OAKLAND, Calif. (BCN) - The California Attorney General's Office today filed three misdemeanor charges against a real estate agent for alleged price gouging on a Novato rental property after the October wildfires-related state of emergency declaration.
Gov. Jerry Brown declared a state of emergency on Oct. 9 that prohibited price gouging during the emergency. California law prohibits increasing the price of an item or service, including rent by more than 10 percent of the cost in effect before the emergency. The governor on Friday extended the executive order prohibiting price gouging through Dec. 4.
The Attorney General's complaint alleges real estate agent Melissa "Missy" Echeverria offered to rent the Novato property at 95 Blanca Drive for $5,000 a month before the wildfires.
Echeverria allegedly offered the property for rent at $9,000 a month on Oct. 12, offered it for $7,000 monthly on Oct. 13 and offered it for $5,800 on Oct. 16. All three offerings were in excess of 10 percent of the initial $5,000.
Echeverria said this afternoon the main part of the house was offered at $5,000 a month and the price increases include a finished 1,100-square foot basement and the cost of furnishing the entire six-bedroom house.

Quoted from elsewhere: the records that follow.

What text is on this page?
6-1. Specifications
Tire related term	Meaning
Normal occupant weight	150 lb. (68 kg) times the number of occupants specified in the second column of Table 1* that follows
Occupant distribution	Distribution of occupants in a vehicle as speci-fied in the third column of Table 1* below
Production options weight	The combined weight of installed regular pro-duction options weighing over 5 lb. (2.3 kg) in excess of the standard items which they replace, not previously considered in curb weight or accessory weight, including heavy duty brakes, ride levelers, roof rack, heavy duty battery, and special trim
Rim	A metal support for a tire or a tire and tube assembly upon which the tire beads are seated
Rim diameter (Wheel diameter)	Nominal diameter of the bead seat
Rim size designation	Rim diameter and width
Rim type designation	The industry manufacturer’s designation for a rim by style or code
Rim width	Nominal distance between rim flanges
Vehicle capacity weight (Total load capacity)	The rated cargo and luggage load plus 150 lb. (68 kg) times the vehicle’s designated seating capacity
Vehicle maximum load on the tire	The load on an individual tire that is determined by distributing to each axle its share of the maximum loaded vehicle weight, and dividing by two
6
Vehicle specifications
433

"It was a comparable price for the family that requested I do it. They wanted it furnished and I said I'd do it," Echeverria said.
The family changed their mind and the rental price dropped to the original price within 72 hours, Echeverria said.

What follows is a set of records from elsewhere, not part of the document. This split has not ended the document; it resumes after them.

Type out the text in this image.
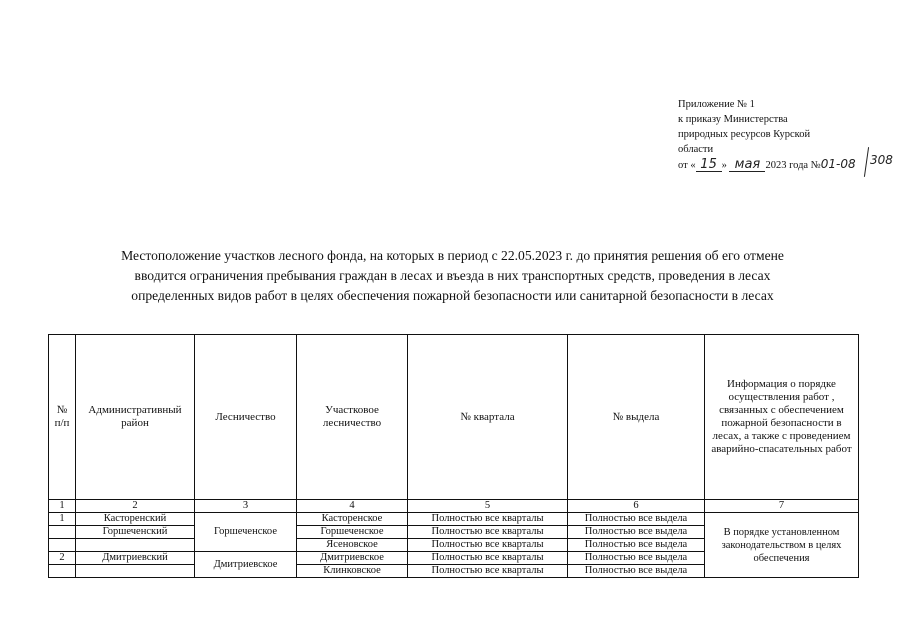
Приложение № 1
к приказу Министерства
природных ресурсов Курской
области
от « 15 » мая 2023 года №01-08 308
Местоположение участков лесного фонда, на которых в период с 22.05.2023 г. до принятия решения об его отмене
вводится ограничения пребывания граждан в лесах и въезда в них транспортных средств, проведения в лесах
определенных видов работ в целях обеспечения пожарной безопасности или санитарной безопасности в лесах
№ п/п	Административный район	Лесничество	Участковое лесничество	№ квартала	№ выдела	Информация о порядке осуществления работ , связанных с обеспечением пожарной безопасности в лесах, а также с проведением аварийно-спасательных работ
1	2	3	4	5	6	7
1	Касторенский	Горшеченское	Касторенское	Полностью все кварталы	Полностью все выдела	В порядке установленном законодательством в целях обеспечения
	Горшеченский		Горшеченское	Полностью все кварталы	Полностью все выдела	
			Ясеновское	Полностью все кварталы	Полностью все выдела	
2	Дмитриевский	Дмитриевское	Дмитриевское	Полностью все кварталы	Полностью все выдела	
			Клинковское	Полностью все кварталы	Полностью все выдела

Convicted violators of price gouging face up to one year in a county jail and/or a fine up to $10,000. Violators also face civil enforcement actions that include penalties up to $5,000 per violation, injunctive relief and mandatory restitution.
California Attorney General Xavier Becerra said the criminal complaint charges are allegations and defendants are presumed innocent until proven guilty.
Sonoma County prosecutors have filed four cases of price gouging during an emergency declaration, Deputy District Attorney Scott Jamar said.
Two cases have been resolved via a deferred entry of judgment and two cases are pending motions to quash subpoenas and challenge the price gouging statute, Jamar said.
A deferred entry of judgment provides for the return by the defendant of money paid by a plaintiff, fines and community service for 12 months after which the case would be dismissed, Jamar said.
District Attorney Jill Ravitch said her office has received more than 220 price gouging complaints. Jamar said other price gouging cases, some involving larger corporate entities, are under investigation.